Launch by Erin Cayce

Part Five

 

'We're not talking mandatory maximums here,' Quatre said, turning around and sticking his foot over the edge, fumbling blindly for the first rung on the ladder. He finally caught it, and began his descent to B Deck. He continued to speak, heedless of the confused look he caught from Dmitri Rosacis, one of the marine techs. 'Lowering the sales multiplier to three-seven put too much pressure on our reps in the field. We threw them into sales-based bonuses last year to cover a bad quarter and it's not WEI's policy to fluff profits by punishing its employees. Well, I don't agree. Target earnings don't exist to create unreasonable growth expectations. Sixty-eight million was achievable, eighty isn't.' He hit the deck, and had to go fifteen feet to the left to get the ladder to C Deck. He began the climb again. 'I'm not cutting from the bottom. This smells like bad leadership. I'm not letting go two engineers making seventy thousand a year when I can get rid of a VP making three-fifty and eliminate the source of the problem.'

He landed on C Deck, and ducked inside, the automatic door shutting behind him. Out of the sunlight, his skin began to tingle, meaning he'd probably been burned, definitely across the shoulders. He adjusted the microphone over his ear, and paused to glance up the metallic corridor to get his bearings. He headed to his right. 'That's the joy of being in charge, isn't it?' he retorted, lifting a hand to greet one of the graduate students passing by with a shallow bowl filled with sea water and coral samples. He got another look, but ignored it. 'No, put him through to me. I have time after three. Three thirty. No, I agree that ambition can be a virtue. I'm not trying to put the fear of God into anyone. I think my attitude has been remarkably consistent. I put my employees first.'

He passed the dry lab before he realised he had, and had to backtrack. Ehrlich, the woman he'd actually been looking for, was there, slumped in front of the underway data systems. She didn't look up at him when he entered, but one of the researchers quietly excused herself from the room. Quatre moved aside to let her pass, not noticing her jump when he said, 'We're not in an economic boom!'

He found himself one of the rolling stools and shoved it toward Ehrlich. She glanced up at him when he sat beside her; she looked good, slim but muscled in a dark blue bathing suit, her paprika hair in a tail low on the neck.
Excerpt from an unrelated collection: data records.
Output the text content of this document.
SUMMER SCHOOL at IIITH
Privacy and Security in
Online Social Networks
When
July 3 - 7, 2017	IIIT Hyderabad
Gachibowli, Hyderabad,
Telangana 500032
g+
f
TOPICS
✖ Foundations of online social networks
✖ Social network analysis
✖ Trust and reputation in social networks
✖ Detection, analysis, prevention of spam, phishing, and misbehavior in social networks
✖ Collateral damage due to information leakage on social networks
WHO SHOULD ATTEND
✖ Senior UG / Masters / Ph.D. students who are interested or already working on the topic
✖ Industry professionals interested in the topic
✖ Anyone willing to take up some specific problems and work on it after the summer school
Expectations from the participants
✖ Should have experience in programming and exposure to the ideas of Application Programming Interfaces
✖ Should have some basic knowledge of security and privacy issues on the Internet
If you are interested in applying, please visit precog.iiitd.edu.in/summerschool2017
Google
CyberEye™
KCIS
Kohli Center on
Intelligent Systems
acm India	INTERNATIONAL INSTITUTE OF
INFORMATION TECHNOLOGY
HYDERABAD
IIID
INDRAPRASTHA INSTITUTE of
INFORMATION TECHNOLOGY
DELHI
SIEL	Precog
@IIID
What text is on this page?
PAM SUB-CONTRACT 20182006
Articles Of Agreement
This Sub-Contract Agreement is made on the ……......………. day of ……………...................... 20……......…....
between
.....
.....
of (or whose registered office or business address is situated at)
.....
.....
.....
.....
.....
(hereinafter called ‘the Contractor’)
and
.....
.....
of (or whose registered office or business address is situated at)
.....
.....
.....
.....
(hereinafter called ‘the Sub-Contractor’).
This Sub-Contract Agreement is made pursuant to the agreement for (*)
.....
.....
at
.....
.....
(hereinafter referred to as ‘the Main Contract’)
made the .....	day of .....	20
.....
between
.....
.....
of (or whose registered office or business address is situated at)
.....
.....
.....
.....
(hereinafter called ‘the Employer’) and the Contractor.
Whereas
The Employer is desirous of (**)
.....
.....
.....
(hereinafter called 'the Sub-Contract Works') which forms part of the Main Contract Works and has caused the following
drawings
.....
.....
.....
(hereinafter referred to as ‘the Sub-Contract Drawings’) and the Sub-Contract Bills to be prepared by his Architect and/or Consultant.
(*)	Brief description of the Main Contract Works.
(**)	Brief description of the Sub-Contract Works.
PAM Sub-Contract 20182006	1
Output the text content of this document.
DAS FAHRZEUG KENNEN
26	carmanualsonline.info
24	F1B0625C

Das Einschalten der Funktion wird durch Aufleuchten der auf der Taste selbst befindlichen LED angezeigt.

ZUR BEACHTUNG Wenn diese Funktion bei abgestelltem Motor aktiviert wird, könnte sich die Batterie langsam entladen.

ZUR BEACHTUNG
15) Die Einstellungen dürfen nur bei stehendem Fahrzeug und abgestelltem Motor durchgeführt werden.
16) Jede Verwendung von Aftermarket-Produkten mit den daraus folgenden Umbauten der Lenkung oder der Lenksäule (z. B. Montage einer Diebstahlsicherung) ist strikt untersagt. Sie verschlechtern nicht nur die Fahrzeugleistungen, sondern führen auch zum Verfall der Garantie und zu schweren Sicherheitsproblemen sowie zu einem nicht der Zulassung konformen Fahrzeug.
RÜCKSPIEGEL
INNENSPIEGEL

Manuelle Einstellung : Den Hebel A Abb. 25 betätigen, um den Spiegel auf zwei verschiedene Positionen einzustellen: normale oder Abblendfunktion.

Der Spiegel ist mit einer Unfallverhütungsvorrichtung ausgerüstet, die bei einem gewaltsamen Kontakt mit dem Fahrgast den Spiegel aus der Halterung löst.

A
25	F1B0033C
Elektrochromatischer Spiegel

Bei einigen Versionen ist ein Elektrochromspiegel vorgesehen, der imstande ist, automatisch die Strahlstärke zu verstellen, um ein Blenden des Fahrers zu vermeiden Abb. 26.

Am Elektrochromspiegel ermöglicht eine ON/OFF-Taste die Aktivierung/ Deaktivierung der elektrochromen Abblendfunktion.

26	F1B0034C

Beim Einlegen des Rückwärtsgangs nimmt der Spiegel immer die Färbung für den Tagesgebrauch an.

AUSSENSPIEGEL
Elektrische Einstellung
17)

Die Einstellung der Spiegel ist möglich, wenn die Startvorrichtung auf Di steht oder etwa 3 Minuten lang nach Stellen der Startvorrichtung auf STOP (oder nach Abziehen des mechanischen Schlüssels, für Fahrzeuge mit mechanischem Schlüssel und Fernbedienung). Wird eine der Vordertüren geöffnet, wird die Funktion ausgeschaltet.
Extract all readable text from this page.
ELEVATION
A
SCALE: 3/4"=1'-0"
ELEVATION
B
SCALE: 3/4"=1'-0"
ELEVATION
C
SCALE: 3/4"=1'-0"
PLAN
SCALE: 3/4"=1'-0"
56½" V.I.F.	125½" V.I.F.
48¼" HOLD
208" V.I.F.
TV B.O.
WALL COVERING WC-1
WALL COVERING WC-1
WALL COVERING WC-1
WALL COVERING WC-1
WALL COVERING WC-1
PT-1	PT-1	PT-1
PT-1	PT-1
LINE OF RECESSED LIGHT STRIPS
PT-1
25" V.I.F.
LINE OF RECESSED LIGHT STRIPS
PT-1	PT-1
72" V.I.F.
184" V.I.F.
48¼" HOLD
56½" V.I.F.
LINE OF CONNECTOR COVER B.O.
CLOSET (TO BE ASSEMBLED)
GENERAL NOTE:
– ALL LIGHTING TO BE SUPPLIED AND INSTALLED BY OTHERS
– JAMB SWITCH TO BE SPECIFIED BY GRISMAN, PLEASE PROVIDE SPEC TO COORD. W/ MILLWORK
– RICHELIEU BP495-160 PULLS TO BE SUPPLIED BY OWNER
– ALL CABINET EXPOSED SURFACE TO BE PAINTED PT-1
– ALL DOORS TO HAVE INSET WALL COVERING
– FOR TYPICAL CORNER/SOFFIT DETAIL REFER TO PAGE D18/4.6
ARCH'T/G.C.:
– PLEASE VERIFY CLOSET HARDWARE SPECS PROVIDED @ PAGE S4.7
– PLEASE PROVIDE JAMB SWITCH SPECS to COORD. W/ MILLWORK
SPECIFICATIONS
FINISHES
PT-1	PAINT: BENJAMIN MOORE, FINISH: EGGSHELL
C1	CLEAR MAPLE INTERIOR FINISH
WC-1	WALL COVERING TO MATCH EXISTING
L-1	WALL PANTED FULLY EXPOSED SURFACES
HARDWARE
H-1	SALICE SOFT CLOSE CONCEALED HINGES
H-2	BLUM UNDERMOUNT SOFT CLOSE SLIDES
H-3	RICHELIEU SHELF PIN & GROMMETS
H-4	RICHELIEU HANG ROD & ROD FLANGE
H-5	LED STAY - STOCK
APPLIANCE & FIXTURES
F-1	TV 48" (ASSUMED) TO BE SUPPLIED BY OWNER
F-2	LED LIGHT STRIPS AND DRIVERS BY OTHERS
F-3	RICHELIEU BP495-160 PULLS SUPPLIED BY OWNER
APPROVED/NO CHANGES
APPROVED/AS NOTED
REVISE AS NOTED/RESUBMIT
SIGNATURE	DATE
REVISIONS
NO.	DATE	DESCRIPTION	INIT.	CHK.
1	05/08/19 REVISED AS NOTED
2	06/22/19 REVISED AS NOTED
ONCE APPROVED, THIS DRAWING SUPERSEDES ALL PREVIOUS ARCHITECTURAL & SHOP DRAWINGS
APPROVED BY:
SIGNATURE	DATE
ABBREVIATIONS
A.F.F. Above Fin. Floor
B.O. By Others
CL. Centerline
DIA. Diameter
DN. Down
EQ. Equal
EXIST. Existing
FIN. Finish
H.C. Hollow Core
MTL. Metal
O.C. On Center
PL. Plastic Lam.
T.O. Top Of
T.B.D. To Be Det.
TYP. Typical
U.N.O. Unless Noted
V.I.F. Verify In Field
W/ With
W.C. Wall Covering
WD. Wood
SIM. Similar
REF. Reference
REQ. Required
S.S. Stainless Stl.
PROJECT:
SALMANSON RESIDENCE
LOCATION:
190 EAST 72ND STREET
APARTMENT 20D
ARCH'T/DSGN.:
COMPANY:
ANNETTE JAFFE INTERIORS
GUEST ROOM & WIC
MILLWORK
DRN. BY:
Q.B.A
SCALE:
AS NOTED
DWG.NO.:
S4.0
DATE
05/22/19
Quatre himself wore only a pair of lycra trunks. The sun shone brightly from the starboard side ports. He put a hand over the microphone and in a low voice told her, 'I need to talk to you. I'm sorry to interrupt.'

In his ear, Badra demanded, 'Are you ignoring me? I said this isn't the time to get conservative.'

He moved his hand and leaned away from Ehrlich. 'I believe I'm trying to hold stable. Or I would have been except that now we've got production up, profit halved, and there's not enough sheet metal in the colonies to get us through all the sales.'

'All right,' she groused. 'You'll get that call from Bagot, three thirty on the dot if I have to flog him.'

'That's all I ask,' he told her. 'I have to go. I'm in a meeting.' He winked at Ehrlich, whose face didn't remotely acknowledge his joke. 'Good-bye.' He slipped off the earpiece and turned it off, rubbing the juncture of cartilage where it ached. 'Sorry,' he told Ehrlich. 'The bad calls always last forever.'

She turned back to her screen. 'You're going to walk into a wall one day when you're on that thing.'

'Or fall off the boat.' Quatre nodded toward the three flat screens that comprised the UDS. He rested an elbow on the counter that held it. 'What are you working on?'

Her eyes didn't lift from the keyboard. 'Mapping the fifty-foot coral mound from yesterday. Trying to make a half-way decent bathymetric image.'

There was a stack of fathometre transects of the South Sandwich Trench lying beside the computer. Quatre lifted them and leafed through. He said, 'I want you to do the first broadcast.'

The clicking of the keys stopped. Ehrlich rested her pointer fingers where they had halted, and her ponytail swung gently across her back as she turned her head toward him.

Quatre set the printouts back in their spot. He met her gaze calmly.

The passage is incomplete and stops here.